Where things fall apart though, and rather annoyingly at that, is the battery performance.
Thanks to the ridiculous number of pixels, poor power optimisation and a battery probably made from left over apple cores, I can barely eke 18 hours from the unit on a single charge. It’s even worse when using the G4 outside, where the sunlight/screen visibility ratio forces the user to up the brightness.
It’s the most disappointing thing about the LG G4, and hopefully it’s just a simple software optimisation issue because it’s not an issue you’d expect to find in a R9000+ smartphone.
Value for money
It’s the most stylish, most mature and most balanced Android flagship we’ve seen this year. Its design is worth it out the gate if you’re choosing it on sheer aesthetics alone.

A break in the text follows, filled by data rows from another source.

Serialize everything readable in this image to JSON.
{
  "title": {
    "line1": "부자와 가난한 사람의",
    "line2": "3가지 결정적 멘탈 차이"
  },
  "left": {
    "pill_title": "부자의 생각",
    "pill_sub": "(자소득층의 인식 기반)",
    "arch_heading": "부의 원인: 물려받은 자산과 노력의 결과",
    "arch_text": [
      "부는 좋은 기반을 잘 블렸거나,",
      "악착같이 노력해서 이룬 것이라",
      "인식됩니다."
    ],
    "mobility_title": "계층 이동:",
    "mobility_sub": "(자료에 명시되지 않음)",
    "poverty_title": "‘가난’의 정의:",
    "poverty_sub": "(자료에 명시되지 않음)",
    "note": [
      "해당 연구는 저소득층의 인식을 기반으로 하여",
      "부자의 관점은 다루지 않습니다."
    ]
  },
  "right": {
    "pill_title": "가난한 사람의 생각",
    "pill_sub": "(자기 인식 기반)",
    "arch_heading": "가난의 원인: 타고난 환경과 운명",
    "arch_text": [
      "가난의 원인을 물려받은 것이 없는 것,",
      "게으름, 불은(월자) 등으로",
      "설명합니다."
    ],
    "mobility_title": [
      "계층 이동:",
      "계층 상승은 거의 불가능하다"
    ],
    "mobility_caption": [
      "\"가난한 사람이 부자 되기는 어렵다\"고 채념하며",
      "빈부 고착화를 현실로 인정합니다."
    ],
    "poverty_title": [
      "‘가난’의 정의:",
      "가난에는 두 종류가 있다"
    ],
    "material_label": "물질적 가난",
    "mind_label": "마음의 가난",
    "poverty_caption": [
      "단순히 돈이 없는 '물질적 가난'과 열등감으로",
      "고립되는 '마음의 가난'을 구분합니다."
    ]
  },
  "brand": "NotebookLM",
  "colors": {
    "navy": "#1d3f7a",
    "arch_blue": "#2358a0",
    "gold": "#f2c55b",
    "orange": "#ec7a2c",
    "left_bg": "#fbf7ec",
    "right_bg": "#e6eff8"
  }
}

Of course, more mature smartphone buyers will look at the long list of solid specifications and think “Hell, it’s a really great package that’s cheaper than the S6, and more stylish than the iPhone.” That’s without mentioning that camera too.
So, yes, based on its rivals, it’s a steal for R9500.

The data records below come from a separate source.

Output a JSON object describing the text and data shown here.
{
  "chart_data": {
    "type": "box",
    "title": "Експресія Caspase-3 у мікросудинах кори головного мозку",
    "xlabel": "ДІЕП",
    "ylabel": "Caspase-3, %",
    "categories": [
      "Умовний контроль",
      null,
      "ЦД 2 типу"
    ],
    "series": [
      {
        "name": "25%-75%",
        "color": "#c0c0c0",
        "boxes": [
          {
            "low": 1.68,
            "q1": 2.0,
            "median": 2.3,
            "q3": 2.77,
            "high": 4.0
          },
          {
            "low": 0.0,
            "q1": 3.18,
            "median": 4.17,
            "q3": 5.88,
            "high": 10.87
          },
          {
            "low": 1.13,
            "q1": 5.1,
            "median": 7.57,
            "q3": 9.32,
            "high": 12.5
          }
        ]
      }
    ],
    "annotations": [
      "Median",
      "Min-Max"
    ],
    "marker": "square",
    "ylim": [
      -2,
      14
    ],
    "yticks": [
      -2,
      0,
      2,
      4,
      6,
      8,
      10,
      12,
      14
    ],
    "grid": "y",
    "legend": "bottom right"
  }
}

The LG G3 (left) alongside the LG G4. Not much of a difference really, is there?
As LG’s best ever smartphone, the LG G4 takes what made the G3 great and builds on it with style, panache and that amazing camera. Essentially, the LG G4 is a camera in a smartphone’s body, and not like a Samsung K-Zoom way either.
It’s difficult to fault, but it isn’t exempt from criticism and most of the issues feel like oversights. Spending too much time developing that camera, LG? That awkward-at-times UI and that awful battery life in all circumstances are two of the larger issues at hand. Still, it’s definitely a contender for best Android handset we’ve used all year. The real question is, will the sales show it?
Verdict: With an amazing camera and a touch of class, the LG G4 is up there with the best Android smartphones money can buy, but give us a bigger battery or more efficient chipset on the G5, please LG.
Disclaimer: LG South Africa allowed me to keep the device before the review was published.